Yeah. That would be an example.

dominicm21:09:31

Will it blow through memory if theres a bajillion rows in the result?

seancorfield21:09:24

I don't have the cycles right now to dig into that, sorry.

seancorfield21:09:07

If the take transducer short-circuits the reduce then I believe it would stop streaming from the DB and close the connection (but if you were streaming 1,000 rows at a time, it would still have read 1,000 rows into the JDBC driver -- but it wouldn't realize them into Clojure data structures).

seancorfield21:09:15

Looks like that would work -- the transducing take returns (ensure-reduced result) when it has consumed enough items.

dominicm21:09:34

Cool. No rush on this. Future planning. I don't suppose chunking can be controlled?

dominicm21:09:50

Thanks for figuring it out despite!

seancorfield21:09:03

(and of course this is kind of the whole point behind plan and reduce and streaming from the DB -- that's the assumed behavior, if you can get your DB to actually cooperate 🙂 )

seancorfield21:09:26

Different DBs require different tickling in this area (and some just plain ol' don't support it).

dominicm21:09:25

I see. Where would I find the docs on this stuff? What's the terminology used by jdbc?

seancorfield21:09:50

Which "stuff"? Streaming result sets?

dominicm21:09:19

Yeah, although that might be it! :)

seancorfield21:09:43

I think streaming jdbc results will probably get you what you need, with your specific DB added.

seancorfield21:09:06

JDBC is a mighty finicky beast and horribly non-portable 😐

dominicm21:09:33

https://jdbc.postgresql.org/documentation/head/query.html#query-with-cursor looks like I need to do something with a statement.

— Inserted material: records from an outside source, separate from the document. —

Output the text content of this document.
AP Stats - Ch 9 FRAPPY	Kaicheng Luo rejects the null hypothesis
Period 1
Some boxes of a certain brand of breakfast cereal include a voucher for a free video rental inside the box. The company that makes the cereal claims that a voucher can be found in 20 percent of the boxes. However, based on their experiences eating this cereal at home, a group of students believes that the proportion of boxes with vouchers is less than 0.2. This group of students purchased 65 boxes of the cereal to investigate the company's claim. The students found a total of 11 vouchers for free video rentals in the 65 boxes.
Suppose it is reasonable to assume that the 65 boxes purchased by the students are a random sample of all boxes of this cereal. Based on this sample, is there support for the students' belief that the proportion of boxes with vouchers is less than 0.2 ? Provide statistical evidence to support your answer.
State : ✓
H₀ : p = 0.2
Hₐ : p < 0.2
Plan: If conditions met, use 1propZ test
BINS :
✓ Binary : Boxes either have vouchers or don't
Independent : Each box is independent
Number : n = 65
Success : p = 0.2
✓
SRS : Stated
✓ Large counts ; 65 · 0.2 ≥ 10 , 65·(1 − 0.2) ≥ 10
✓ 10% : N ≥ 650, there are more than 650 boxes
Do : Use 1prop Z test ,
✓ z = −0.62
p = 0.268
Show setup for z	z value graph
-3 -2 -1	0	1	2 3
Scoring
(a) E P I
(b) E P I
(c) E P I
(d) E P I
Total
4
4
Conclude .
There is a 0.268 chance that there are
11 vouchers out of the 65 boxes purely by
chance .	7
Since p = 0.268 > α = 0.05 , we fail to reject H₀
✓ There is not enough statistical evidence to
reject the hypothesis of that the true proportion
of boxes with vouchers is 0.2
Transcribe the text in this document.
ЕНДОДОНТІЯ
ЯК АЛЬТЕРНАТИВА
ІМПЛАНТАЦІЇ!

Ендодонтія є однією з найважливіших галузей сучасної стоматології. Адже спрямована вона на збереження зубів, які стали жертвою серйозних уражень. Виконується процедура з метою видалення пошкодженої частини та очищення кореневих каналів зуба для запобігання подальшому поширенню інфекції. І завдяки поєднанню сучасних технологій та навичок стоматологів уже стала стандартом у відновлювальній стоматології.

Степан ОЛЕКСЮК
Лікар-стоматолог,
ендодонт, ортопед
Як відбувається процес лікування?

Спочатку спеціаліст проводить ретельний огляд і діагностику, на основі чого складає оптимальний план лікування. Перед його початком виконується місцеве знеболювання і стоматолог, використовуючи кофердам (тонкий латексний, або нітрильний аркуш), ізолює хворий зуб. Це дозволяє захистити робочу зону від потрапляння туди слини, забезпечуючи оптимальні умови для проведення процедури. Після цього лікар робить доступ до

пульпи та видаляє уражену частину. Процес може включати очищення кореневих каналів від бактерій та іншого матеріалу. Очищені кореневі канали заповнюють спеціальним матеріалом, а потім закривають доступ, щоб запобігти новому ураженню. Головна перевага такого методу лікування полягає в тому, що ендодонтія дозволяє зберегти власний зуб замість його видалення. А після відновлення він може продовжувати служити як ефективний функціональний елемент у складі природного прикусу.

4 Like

I don't suppose next.jdbc handles this for me somehow? 😀

seancorfield22:09:59

You can just pass those arguments into plan and it will pass them into the PreparedStatement it creates.

seancorfield22:09:24

(so you don't have to use jdbc/prepare yourself)

seancorfield22:09:50

"All The Options" is a good section of the docs to read from the sort of things that are possible.

seancorfield21:09:04

A reduce is guaranteed to have a start and an end -- so connections can be managed. If someone does (take 10 ...) on a lazy sequence of 100 records, the rest is not consumed and nothing can signal the "end" of processing. This was a big problem with clojure.java.jdbc and the result-set-fn when folks tried to do lazy sequence processing. That's why next.jdbc prevents that.